Even before Ungweliantë settled into her abode, the region forbade shadows to manifest as a companion to any object, whether it be a dead, lone tree or the Pelori's tallest mountain. In the form of a great spider, its mistress Ungweliantë had woven her webs across the crevice. The dark curtains have done well in further sheltering her cave from what little light of the Two Trees filtered into the far southern land. Any light of Telperion or Laurelin that could reach so far was long gone; her lust had no mercy for the gold and silver orbs that became ensnared in her webs.

Ungweliantë tilted her head above to the scattered pieces of sky that peaked between the draping spider silk. Her own swirling vapors, which accumulated over the years, performed a slow dance with the heavy clouds. Even though she stood below the action, concealed in her webs, she felt a coming storm. It was as if Melkor left a waking of the storm in his trail as he departed from Ungweliantë's presence.

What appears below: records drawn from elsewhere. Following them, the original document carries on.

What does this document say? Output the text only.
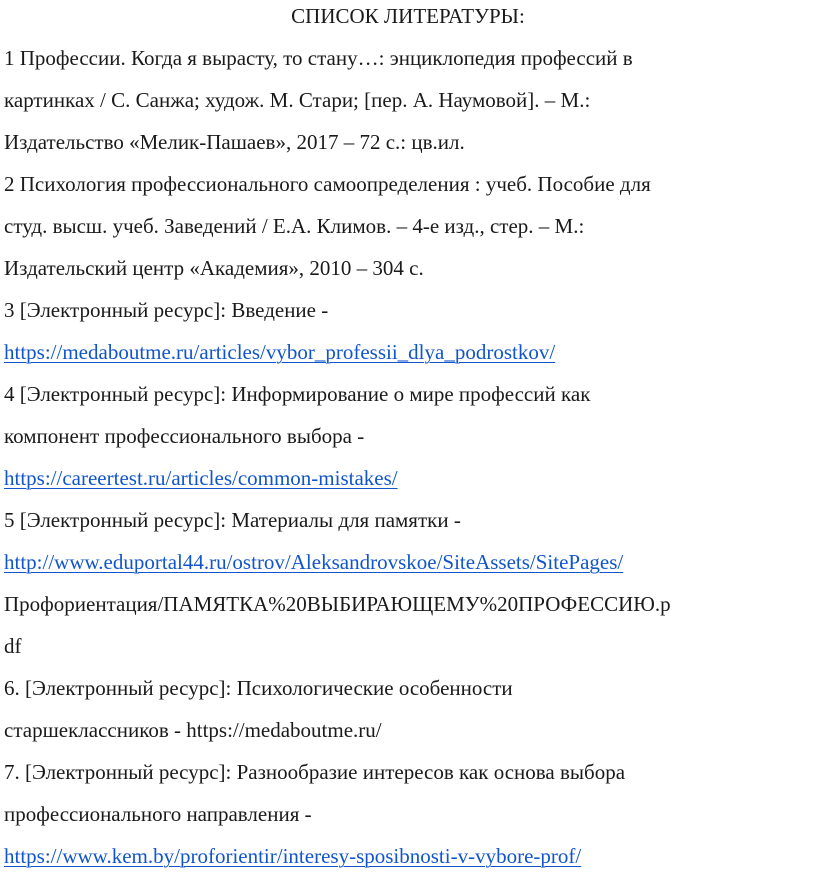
СПИСОК ЛИТЕРАТУРЫ:
1 Профессии. Когда я вырасту, то стану…: энциклопедия профессий в
картинках / С. Санжа; худож. М. Стари; [пер. А. Наумовой]. – М.:
Издательство «Мелик-Пашаев», 2017 – 72 с.: цв.ил.
2 Психология профессионального самоопределения : учеб. Пособие для
студ. высш. учеб. Заведений / Е.А. Климов. – 4-е изд., стер. – М.:
Издательский центр «Академия», 2010 – 304 с.
3 [Электронный ресурс]: Введение -
https://medaboutme.ru/articles/vybor_professii_dlya_podrostkov/
4 [Электронный ресурс]: Информирование о мире профессий как
компонент профессионального выбора -
https://careertest.ru/articles/common-mistakes/
5 [Электронный ресурс]: Материалы для памятки -
http://www.eduportal44.ru/ostrov/Aleksandrovskoe/SiteAssets/SitePages/
Профориентация/ПАМЯТКА%20ВЫБИРАЮЩЕМУ%20ПРОФЕССИЮ.p
df
6. [Электронный ресурс]: Психологические особенности
старшеклассников - https://medaboutme.ru/
7. [Электронный ресурс]: Разнообразие интересов как основа выбора
профессионального направления -
https://www.kem.by/proforientir/interesy-sposibnosti-v-vybore-prof/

Recently, the Dark Lord had stood before her and concluded their agreed plans. Melkor would return to her when he thought the time befitting, and Ungweliantë would cloak them in her webs as protection from the light that poisons Valinor's atmosphere. She had agreed to suck the light out of the Two Trees, and drink the shimmering dew from the Wells of Varda.

As a being of flesh, the hunger that gnawed at her spirit felt all the more prominent. She had a form too gaunt for beauty,and her skeletal face was sunken against her sallow hands. Although it had rarely replaced her spider form, even her unsightly corpse was worn by mere existence as she repeatedly crawled and slept against rough surfaces.

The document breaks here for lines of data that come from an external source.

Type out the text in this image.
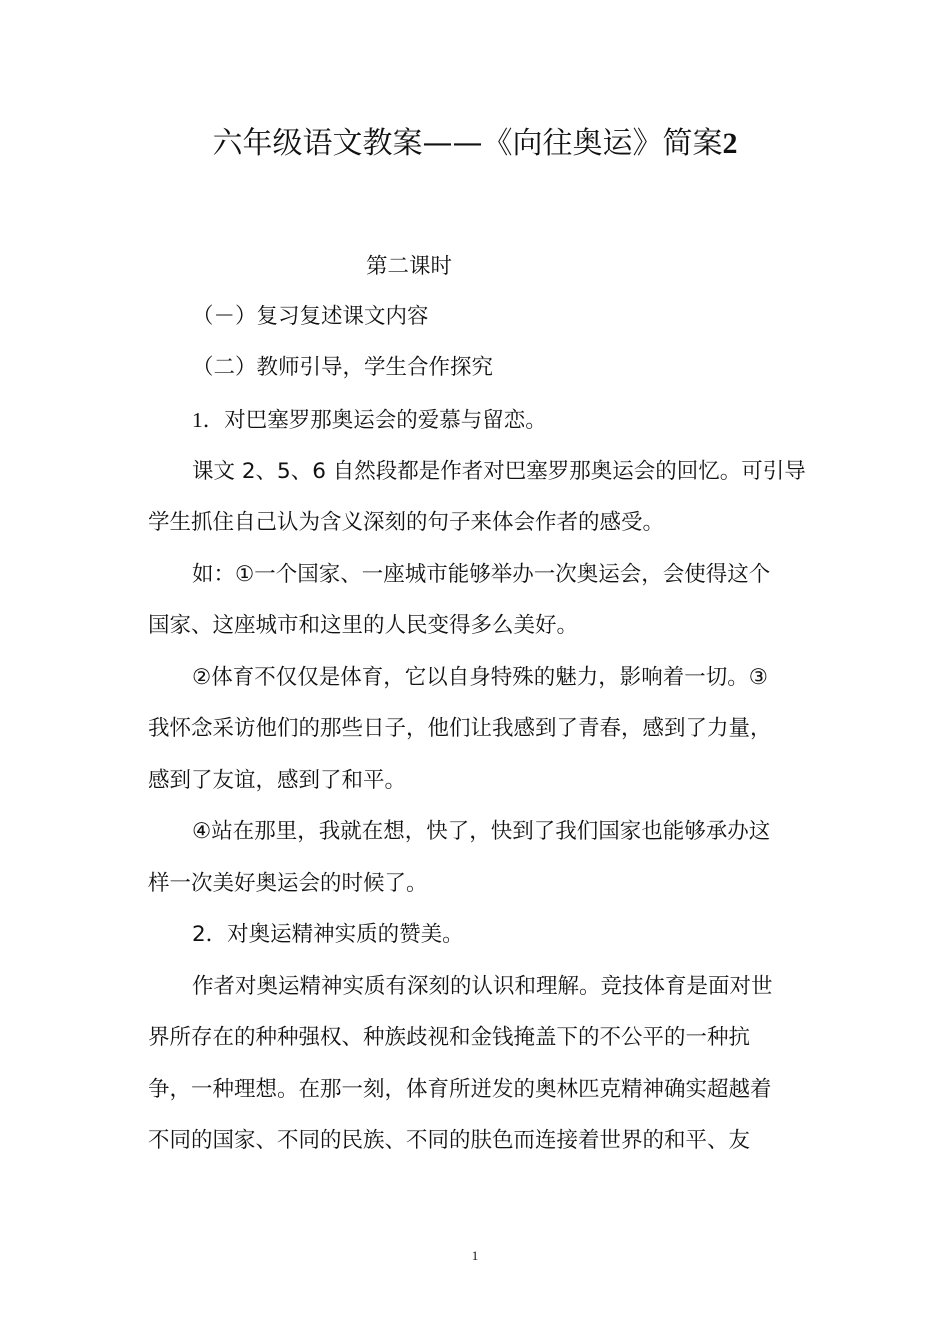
六年级语文教案——《向往奥运》简案2

第二课时

（－）复习复述课文内容

（二）教师引导，学生合作探究

1．对巴塞罗那奥运会的爱慕与留恋。

课文 2、5、6 自然段都是作者对巴塞罗那奥运会的回忆。可引导

学生抓住自己认为含义深刻的句子来体会作者的感受。

如：①一个国家、一座城市能够举办一次奥运会，会使得这个

国家、这座城市和这里的人民变得多么美好。

②体育不仅仅是体育，它以自身特殊的魅力，影响着一切。③

我怀念采访他们的那些日子，他们让我感到了青春，感到了力量，

感到了友谊，感到了和平。

④站在那里，我就在想，快了，快到了我们国家也能够承办这

样一次美好奥运会的时候了。

2．对奥运精神实质的赞美。

作者对奥运精神实质有深刻的认识和理解。竞技体育是面对世

界所存在的种种强权、种族歧视和金钱掩盖下的不公平的一种抗

争，一种理想。在那一刻，体育所迸发的奥林匹克精神确实超越着

不同的国家、不同的民族、不同的肤色而连接着世界的和平、友

1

Melkor did not offer the light to her as a gesture of pity; the fiend's black heart was incapable of such a feeling. He only gave offers to others if it benefited him. Even though she preferred not to aid him at all in his plan to rule, she could not refuse the chance to taste light on her tongue once more.

In Eä's beginning, Ungweliantë developed a foolish admiration to Melkor as she watched him cleave mountains to disturb the valleys and raise forests on the grounds of Yavanna's fields. Hidden in the dense underbrush, flies began to breed near shallow water puddles. The Vala could burn a dove's white feathers to black, followed by the distortion of their songs to guttural screeches. These were only a few of the defiant acts that Ungweliantë experienced firsthand. Unlike other Ainur, Melkor understood her love for the dark and the cryptic. That much was clear in his appearance, mannerism, and motives to conquer.

In the Halls of Eru, Ungweliantë had shunned the Great Music altogether, believing that her voice would project her status as the outcast she was. She despised the disapproving frowns thrown her way, causing her to further retreat from the irritable Ainur. One who refused to participate in the Ainulindalë was a being like Melkor; they had both rebelled against the will of Eru. After descending into Eä, she had at last found a home in the embrace of allaying darkness. She saw places that appealed to her tastes when the ordinary Ainu repelled from them. The Creator's Holy Halls shone with a sickly brightness. Eru's presence permeated the entire area, no matter how far she withdrew. In Eä's best lands, a pleasant melancholy tarnished the Valar's world like a disease. And for that, she had Melkor to thank.